New research shows that home-based cardiac rehabilitation resulted in positive patient outcomes, such as lower hospitalization rates among cardiovascular disease patients.

While comparing methods for treating patients with cardiovascular disease, a study published in JAMA Network Open found that home-based cardiac rehabilitation (HBCR) was more effective than center-based cardiac rehabilitation (CBCR) services, leading to outcomes such as lower hospitalization rates, even among medically complex patients at high risk of hospitalization.

For many providers, the exploration of virtual care methods increased with the expansion of telehealth during the COVID-19 pandemic. However, a group of researchers noticed that previous studies lacked data on behalf of diverse, medically complex populations suffering from cardiovascular disease.

They conducted a study that gathered data on the clinical results of HBCR and CBCR while incorporating understudied populations.

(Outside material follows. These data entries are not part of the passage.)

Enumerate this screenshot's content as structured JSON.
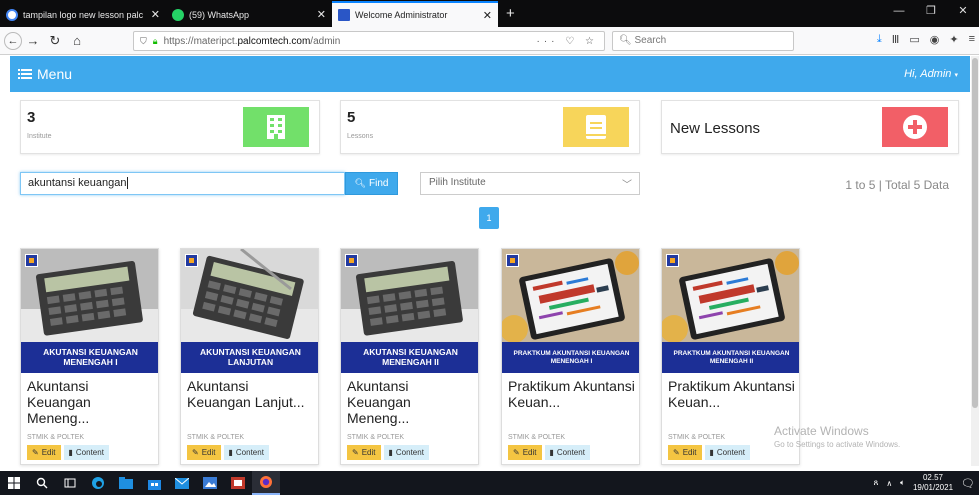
{
  "browser": {
    "tabs": [
      {
        "title": "tampilan logo new lesson palc",
        "favicon_color": "#ffffff",
        "active": false
      },
      {
        "title": "(59) WhatsApp",
        "favicon_color": "#25d366",
        "active": false
      },
      {
        "title": "Welcome Administrator",
        "favicon_color": "#2a56c6",
        "active": true
      }
    ],
    "new_tab": "+",
    "url_prefix": "https://materipct.",
    "url_domain": "palcomtech.com",
    "url_path": "/admin",
    "url_actions": "··· ♡ ☆",
    "search_placeholder": "Search"
  },
  "app": {
    "menu_label": "Menu",
    "greeting": "Hi, Admin",
    "accent_color": "#3fa9ec"
  },
  "stats": {
    "institute": {
      "count": "3",
      "label": "Institute",
      "color": "#72e06a"
    },
    "lessons": {
      "count": "5",
      "label": "Lessons",
      "color": "#f7d55a"
    },
    "new_lessons": {
      "label": "New Lessons",
      "color": "#f25f67"
    }
  },
  "search": {
    "value": "akuntansi keuangan",
    "find_label": "Find",
    "institute_placeholder": "Pilih Institute",
    "summary": "1 to 5 | Total 5 Data",
    "current_page": "1"
  },
  "cards": [
    {
      "banner": "AKUTANSI KEUANGAN MENENGAH I",
      "title": "Akuntansi Keuangan Meneng...",
      "subtitle": "STMIK & POLTEK",
      "art": "calculator"
    },
    {
      "banner": "AKUNTANSI KEUANGAN LANJUTAN",
      "title": "Akuntansi Keuangan Lanjut...",
      "subtitle": "STMIK & POLTEK",
      "art": "calculator-pen"
    },
    {
      "banner": "AKUTANSI KEUANGAN MENENGAH II",
      "title": "Akuntansi Keuangan Meneng...",
      "subtitle": "STMIK & POLTEK",
      "art": "calculator"
    },
    {
      "banner": "PRAKTKUM AKUNTANSI KEUANGAN MENENGAH I",
      "title": "Praktikum Akuntansi Keuan...",
      "subtitle": "STMIK & POLTEK",
      "art": "tablet"
    },
    {
      "banner": "PRAKTKUM AKUNTANSI KEUANGAN MENENGAH II",
      "title": "Praktikum Akuntansi Keuan...",
      "subtitle": "STMIK & POLTEK",
      "art": "tablet"
    }
  ],
  "card_buttons": {
    "edit": "Edit",
    "content": "Content"
  },
  "watermark": {
    "line1": "Activate Windows",
    "line2": "Go to Settings to activate Windows."
  },
  "taskbar": {
    "time": "02.57",
    "date": "19/01/2021"
  }
}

The study included 2,556 cardiovascular disease patients; 11.3 percent were Asian or Pacific Islander, 7.6 percent were Black, 23.9 percent were Hispanic, and 55.5 percent were White. Of the total population, 48.5 percent received treatment through HBCR, and 51.5 percent received treatment through CBCR.

The study's main measures to compare the two treatment methods were 12-month all-cause hospitalization, medication adherence, and cardiovascular risk factor control.

Study results show that 14.8 percent of those who received HBCR were hospitalized in the 12 months following the rehab program, compared with 18.1 percent of those who received care through CBCR.

But medication adherence and cardiovascular risk factor control, including control of blood pressure and LDL-cholesterol, were similar between the two groups.

Based on these results, researchers concluded that HBCR was more effective among diverse populations than CBCR, as evidenced by the difference in hospitalization rates. 

Researchers did, however, also acknowledge several limitations associated with their study, including the lack of data from unknown confounding factors, physician referral bias, not knowing whether the results can be applied post-pandemic, and the subjectivity associated with the HBCR system.

Still, the study results align with previous research indicating positive results associated with home-based care programs for cardiac issues.

A study published in March found that home-based blood pressure monitoring was more reliable than monitoring performed in clinics.

Further, digital tools are increasingly being applied to cardiac care, bolstered by growing evidence.

A Scripps Research Institute study from March found that an app could predict genetic risk for a heart attack. The app collected patient data from 23andMe, calculated risk scores, and gathered information regarding the use of lipid-lowering medication one year later.

Another study from February found that a tele-ultrasound system had the potential to increase access to cardiac treatment. The system allowed patients to engage in remote communication with providers and receive ultrasounds from home through tools such as videoconferencing technology, ultrasound machines, and robotic arms.